Occasionally, this volume of reading, thinking, writing, designing, talking and listening (I forgot the excellent podcasts I listen to including Jarrett Fuller’s excellent Scratching the Surface and Cory Doctorow’s Craphound) surely raises the questions why? and how? Surely this shows a chaotic and distracted mind? ( I really have left off a whole list of podcasts, magazines coming from the Stack magazine service and new printed and ebook texts I’ve acquired the last few months). Well, yes – and no.

A few years ago I was fortunate enough to meet Alan Wilson who was then – I think – Chair of the Arts & Humanities Research Council in the UK. He authored a book called Knowledge Power: Interdisciplinary Education for a Complex World which outlines a framework for university education that acknowledges that a fundamental understanding of principles across disciplines in science, technology and the humanities will prepare us better for the future. So too, Ronald Barnett’s Realizing the University in an age of supercomplexity has shaped my interest in making sense of a chaotic world. Barnett taught me a couple of times when I studied briefly at UCL for my Postgrad Cert in Higher & Professional Education (PGCE).

Like other authors who have inspired me on a lifelong journey of learning and designing (Richard Buckminster-Fuller, Stewart Brand, Bruno Latour amongst many others), Wilson and Barnett’s interest in human knowledge and planetary futures remind us that the university of the 21st century is still – despite our overwhelming immersion into the liquid world of social media, misinformation and prejudice – the place to develop new ideas, critique the past and present, and shape better futures. Add in the generative capability of design – the ability to make sense both for ourselves and others – and you begin to get a better sense of the everyday life of a designer-academic.

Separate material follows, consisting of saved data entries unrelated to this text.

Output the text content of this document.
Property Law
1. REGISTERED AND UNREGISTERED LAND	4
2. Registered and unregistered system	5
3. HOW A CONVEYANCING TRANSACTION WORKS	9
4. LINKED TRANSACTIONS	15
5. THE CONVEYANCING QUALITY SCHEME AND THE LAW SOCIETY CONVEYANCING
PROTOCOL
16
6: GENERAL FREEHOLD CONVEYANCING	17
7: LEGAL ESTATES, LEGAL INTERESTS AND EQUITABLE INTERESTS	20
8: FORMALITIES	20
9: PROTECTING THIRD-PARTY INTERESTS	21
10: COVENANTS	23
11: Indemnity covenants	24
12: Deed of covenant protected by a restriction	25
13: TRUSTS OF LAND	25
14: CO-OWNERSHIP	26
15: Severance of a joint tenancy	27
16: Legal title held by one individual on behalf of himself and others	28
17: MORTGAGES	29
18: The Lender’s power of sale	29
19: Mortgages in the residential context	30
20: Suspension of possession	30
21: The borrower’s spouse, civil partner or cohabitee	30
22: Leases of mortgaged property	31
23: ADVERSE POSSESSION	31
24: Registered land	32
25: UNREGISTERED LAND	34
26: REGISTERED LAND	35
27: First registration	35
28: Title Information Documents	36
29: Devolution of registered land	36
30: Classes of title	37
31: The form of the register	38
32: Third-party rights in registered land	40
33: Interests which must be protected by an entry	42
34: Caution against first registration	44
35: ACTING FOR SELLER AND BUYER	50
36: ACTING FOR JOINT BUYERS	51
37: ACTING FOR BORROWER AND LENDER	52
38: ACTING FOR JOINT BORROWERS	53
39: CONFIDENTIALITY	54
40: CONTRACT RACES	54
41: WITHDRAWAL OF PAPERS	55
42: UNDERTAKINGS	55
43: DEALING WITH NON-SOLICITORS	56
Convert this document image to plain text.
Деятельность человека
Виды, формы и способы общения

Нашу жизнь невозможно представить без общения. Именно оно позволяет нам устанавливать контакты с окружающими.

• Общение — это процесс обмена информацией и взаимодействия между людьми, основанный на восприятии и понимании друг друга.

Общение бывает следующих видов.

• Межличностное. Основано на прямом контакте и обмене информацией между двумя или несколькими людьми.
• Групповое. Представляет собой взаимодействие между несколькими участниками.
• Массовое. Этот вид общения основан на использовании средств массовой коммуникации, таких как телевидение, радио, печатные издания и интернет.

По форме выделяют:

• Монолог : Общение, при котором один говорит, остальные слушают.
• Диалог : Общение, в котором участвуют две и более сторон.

‘Things’ still get designed. But with a lot more thought than ever before. Sketching ideas and making connections on paper still takes place as a form of practice. As does curating the human universe of ideas for peers and students. I wouldn’t want to be anywhere else.

Notes

1 Defining the year ‘dot’ – the beginning of the ‘design’ – is itself thwart with practical and philosophical problems. It is also the wrong question. Our challenge isn’t to ask ‘when’ but ‘how’ and ‘why’?